L'histoire commence au temps des somnambules lorsque Mesmer se propose de comprendre le monde à travers sa théorie du magnétisme : « L'univers baigne dans un fluide qui permet la propagation de courants d'énergie qui pénètrent tous les corps inanimés et vivants. le corps humain est pris dans ces flux et reflux. […] La santé ou les maux de chacun sont liés, selon sa conception, à des déséquilibres de ce fluide dont il est donc nécessaire de contrôler la circulation harmonieuse. »

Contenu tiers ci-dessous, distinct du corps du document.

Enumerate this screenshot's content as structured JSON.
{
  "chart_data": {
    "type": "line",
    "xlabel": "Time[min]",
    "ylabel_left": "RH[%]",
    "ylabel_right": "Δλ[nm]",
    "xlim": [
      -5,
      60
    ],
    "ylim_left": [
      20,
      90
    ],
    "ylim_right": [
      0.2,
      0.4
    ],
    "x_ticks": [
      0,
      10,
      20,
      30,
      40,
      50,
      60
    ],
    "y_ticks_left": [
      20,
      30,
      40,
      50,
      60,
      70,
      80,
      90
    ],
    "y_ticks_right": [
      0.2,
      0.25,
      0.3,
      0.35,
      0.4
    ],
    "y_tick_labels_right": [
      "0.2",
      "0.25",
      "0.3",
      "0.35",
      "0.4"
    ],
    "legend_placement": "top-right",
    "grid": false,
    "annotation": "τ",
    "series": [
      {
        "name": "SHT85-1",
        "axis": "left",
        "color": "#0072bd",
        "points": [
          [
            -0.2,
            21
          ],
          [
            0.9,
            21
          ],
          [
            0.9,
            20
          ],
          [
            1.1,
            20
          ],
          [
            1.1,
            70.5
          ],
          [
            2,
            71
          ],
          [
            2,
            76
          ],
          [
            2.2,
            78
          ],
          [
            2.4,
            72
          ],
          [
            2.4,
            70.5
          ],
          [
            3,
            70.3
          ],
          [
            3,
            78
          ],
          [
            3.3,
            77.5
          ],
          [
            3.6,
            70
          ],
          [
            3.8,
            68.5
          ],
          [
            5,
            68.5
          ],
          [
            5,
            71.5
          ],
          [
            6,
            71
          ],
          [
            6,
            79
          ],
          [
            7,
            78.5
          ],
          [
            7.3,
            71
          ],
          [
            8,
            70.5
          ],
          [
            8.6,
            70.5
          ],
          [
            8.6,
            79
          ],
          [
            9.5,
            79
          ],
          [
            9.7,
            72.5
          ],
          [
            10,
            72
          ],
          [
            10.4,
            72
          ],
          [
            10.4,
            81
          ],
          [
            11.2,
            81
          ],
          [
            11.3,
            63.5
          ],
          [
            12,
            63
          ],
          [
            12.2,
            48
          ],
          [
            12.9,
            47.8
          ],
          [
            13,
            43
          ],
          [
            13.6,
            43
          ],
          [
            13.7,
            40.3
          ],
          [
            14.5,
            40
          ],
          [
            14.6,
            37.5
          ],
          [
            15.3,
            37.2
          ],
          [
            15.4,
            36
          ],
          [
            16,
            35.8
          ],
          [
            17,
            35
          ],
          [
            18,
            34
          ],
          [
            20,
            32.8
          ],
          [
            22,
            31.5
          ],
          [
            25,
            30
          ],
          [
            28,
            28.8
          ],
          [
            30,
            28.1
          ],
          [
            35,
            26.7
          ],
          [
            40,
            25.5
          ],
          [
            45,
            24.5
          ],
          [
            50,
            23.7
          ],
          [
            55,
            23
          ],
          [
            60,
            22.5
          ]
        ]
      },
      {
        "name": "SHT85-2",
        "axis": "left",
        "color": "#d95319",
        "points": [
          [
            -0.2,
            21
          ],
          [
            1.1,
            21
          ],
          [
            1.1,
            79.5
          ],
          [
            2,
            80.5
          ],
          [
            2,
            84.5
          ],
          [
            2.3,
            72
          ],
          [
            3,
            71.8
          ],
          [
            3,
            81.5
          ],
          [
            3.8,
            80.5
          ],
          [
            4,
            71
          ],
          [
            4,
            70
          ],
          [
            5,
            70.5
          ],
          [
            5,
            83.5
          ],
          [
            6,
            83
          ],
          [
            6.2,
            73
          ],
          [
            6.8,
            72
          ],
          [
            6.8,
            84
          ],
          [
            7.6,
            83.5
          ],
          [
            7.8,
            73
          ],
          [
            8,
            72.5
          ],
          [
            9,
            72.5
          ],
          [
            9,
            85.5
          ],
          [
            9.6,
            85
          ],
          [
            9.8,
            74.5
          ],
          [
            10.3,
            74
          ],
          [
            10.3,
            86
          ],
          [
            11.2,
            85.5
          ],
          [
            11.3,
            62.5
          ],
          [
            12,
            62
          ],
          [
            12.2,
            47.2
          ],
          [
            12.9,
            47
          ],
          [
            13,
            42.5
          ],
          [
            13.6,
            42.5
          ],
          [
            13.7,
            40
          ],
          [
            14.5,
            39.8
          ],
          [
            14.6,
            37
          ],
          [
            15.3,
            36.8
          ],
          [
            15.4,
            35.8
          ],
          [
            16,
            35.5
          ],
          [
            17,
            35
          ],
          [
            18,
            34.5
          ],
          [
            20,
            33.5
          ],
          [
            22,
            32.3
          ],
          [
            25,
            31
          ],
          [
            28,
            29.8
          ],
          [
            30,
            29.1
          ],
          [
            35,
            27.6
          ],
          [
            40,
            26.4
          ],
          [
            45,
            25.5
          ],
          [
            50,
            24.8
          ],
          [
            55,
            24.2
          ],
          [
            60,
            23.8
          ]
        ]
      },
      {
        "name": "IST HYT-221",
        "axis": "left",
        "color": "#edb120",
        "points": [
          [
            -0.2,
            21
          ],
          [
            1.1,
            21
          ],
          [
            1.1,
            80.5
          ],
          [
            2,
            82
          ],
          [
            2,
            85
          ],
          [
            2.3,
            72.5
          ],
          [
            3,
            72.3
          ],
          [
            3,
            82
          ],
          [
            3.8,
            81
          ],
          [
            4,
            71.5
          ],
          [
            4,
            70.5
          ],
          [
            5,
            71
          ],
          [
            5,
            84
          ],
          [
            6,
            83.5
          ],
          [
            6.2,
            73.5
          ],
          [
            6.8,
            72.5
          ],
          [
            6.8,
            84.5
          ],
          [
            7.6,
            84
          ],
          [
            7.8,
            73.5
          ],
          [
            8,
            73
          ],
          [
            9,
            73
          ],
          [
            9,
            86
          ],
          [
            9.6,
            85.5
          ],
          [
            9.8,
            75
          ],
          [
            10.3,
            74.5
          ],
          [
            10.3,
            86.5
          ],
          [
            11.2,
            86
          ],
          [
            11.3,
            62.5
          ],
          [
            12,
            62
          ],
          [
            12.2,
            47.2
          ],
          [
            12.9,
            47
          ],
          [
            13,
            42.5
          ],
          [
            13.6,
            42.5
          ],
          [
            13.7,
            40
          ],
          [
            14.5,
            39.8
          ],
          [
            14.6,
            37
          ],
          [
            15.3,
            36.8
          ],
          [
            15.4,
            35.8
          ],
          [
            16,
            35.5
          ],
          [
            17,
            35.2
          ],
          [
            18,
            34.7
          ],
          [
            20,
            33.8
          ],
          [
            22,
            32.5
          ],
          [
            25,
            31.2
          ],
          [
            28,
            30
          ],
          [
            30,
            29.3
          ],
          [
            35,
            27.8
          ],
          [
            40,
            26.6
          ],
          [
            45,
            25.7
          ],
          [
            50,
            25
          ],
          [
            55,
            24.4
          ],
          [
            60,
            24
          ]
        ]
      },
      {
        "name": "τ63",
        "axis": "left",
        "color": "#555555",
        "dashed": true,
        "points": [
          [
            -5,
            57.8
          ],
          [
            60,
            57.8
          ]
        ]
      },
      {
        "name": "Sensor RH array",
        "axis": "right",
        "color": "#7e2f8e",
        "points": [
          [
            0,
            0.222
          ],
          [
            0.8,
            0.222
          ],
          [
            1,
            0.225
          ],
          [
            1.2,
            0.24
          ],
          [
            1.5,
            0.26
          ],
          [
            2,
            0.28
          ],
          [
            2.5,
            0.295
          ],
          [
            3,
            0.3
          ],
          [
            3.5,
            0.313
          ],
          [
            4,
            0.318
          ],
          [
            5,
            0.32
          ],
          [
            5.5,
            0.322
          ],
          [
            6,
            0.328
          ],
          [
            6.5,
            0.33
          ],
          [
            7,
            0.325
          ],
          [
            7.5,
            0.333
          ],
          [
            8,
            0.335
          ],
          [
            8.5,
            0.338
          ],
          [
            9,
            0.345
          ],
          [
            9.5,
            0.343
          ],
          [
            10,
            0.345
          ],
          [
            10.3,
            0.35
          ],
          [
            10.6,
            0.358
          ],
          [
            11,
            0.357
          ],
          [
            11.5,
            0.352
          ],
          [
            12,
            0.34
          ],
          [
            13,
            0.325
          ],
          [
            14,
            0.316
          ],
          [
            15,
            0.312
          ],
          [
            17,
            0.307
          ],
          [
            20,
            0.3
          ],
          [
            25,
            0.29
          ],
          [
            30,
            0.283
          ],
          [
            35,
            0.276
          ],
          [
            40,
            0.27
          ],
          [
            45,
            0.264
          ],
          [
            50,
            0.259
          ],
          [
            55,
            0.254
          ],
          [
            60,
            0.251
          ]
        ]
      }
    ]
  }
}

En négligeant tout ce qui précède et en évoquant seulement la catégorie fourre-tout de la sorcellerie dans le Moyen Age,
Nicole Edelman choisit surtout d'analyser la voyance populaire dans sa confrontation avec le développement d'une méthode rationnelle légitime. de là se justifie la distinction qu'elle souligne entre la « voyance », phénomène essentiellement social qui vise particulièrement le réconfort des individus privés, et le « paranormal » qui «ouvre sur le questionnement du fonctionnement du psychisme, sur l'antique interrogation des relations du corps et de l'esprit, de la pensée et de la matière que philosophes et médecins se posent depuis des siècles sans pouvoir donner de réponses décisives ».
Le parcours historique proposé est cohérent mais chaotique. le réseau des correspondances suggérées entre la sorcellerie, la voyance, la parapsychologie, la psychiatrie puis les sciences physiques n'indique pas sa logique et éclaire peu le lecteur. Certains raccourcis tendent même à faire apparaître deux visages distincts de la voyance : l'une serait l'affaire de bonnes femmes et le fait d'anciennes ouvrières reconverties, l'autre serait l'affaire de la réflexion d'hommes de sciences sérieux. Aux premières, on reconnaît sinon leur talent véridique, au moins leur empathie émotionnelle supposée être à la base de leurs prédictions. Aux seconds revient le mérite d'une avancée intellectuelle concrète et légitime qui s'épanche dans les milieux scientifiques et littéraires. On nous parle parfois de franc-maçonnerie, de fantômes et d'astrologie, sans que le lien avec la voyance (la communication d'esprit à esprit ?) ne soit forcément explicite.
L'abondance des faits rapportés dans cet ouvrage se place rarement dans une perspective de compréhension contextuelle. Cette histoire de la voyance, en ne s'attachant qu'aux anecdotes folkloriques naïvement opposées à la recherche légitime, ne justifie ni l'un ni l'autre et se prend à son tour au piège de la mystique.